2.5. Yield, CMC, Ionic Charge and Preliminary Chemical Composition of Biosurfactant

The results obtained showed a higher yield of 4.0 g·L−1 of isolated biosurfactant produced by C. echinulata. These results show that the Mucoralean fungus C. echinulata is an excellent tensioactive/bioemulsifier producer, when compared with fungi mentioned as producing biosurfactant from renewable sources such as glycerol, oleic acid and other wastes [1,3,52].

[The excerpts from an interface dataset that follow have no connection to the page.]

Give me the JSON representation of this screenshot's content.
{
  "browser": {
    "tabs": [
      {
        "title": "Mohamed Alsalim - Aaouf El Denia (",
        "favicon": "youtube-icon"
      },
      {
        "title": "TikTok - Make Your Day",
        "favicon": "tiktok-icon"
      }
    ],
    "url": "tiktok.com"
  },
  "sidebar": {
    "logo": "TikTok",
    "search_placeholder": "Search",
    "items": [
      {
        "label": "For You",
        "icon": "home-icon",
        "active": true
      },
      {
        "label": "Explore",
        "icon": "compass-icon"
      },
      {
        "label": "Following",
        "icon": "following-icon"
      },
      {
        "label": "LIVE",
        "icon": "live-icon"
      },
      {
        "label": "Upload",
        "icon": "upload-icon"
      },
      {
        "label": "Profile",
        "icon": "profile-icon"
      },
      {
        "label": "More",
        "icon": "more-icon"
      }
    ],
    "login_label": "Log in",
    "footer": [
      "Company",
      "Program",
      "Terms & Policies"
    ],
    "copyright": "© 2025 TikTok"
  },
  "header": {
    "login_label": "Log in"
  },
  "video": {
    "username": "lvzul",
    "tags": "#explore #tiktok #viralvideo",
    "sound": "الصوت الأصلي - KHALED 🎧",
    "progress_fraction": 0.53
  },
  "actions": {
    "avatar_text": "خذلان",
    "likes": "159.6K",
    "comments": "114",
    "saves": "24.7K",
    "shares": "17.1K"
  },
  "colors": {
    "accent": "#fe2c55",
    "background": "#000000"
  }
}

The chemical characterization of the isolate molecule of the biosurfactant showed the presence of lipids (40%), carbohydrates (35.2%) and proteins (20.3%). The biosurfactant showed an anionic profile by Zeta meter with −64.9 ZPmv, 4.13 μS/cm at 26.4 °C, full scale. The zeta potential determines the function of the surface charge of the particle that serves to predict and control the stability of colloidal suspensions and emulsions, and confirmed the higher values obtained, indicating good stability by repulsion between hydrophilic particles, as per the literature [45,47,53].
The critical micelle concentration (CMC) is the minimum biosurfactant concentration needed to reduce the surface tension to the maximum extent. The biosurfactant from C. echinulata showed a great capacity for reducing surface tension since the water surface tension was reduced from 70 to 36 mN/m when the CMC was increased to 20 g/L (Figure 6). Above this point, increasing the biosurfactant concentration did not lead to further reductions in water surface tension, thus indicating that the CMC had been reached. The results obtained show that the biosurfactant produced by C. echinulata possesses an increased capacity to reduce tension as compared to the biosurfactants produced by yeasts [2,8,9,10,11].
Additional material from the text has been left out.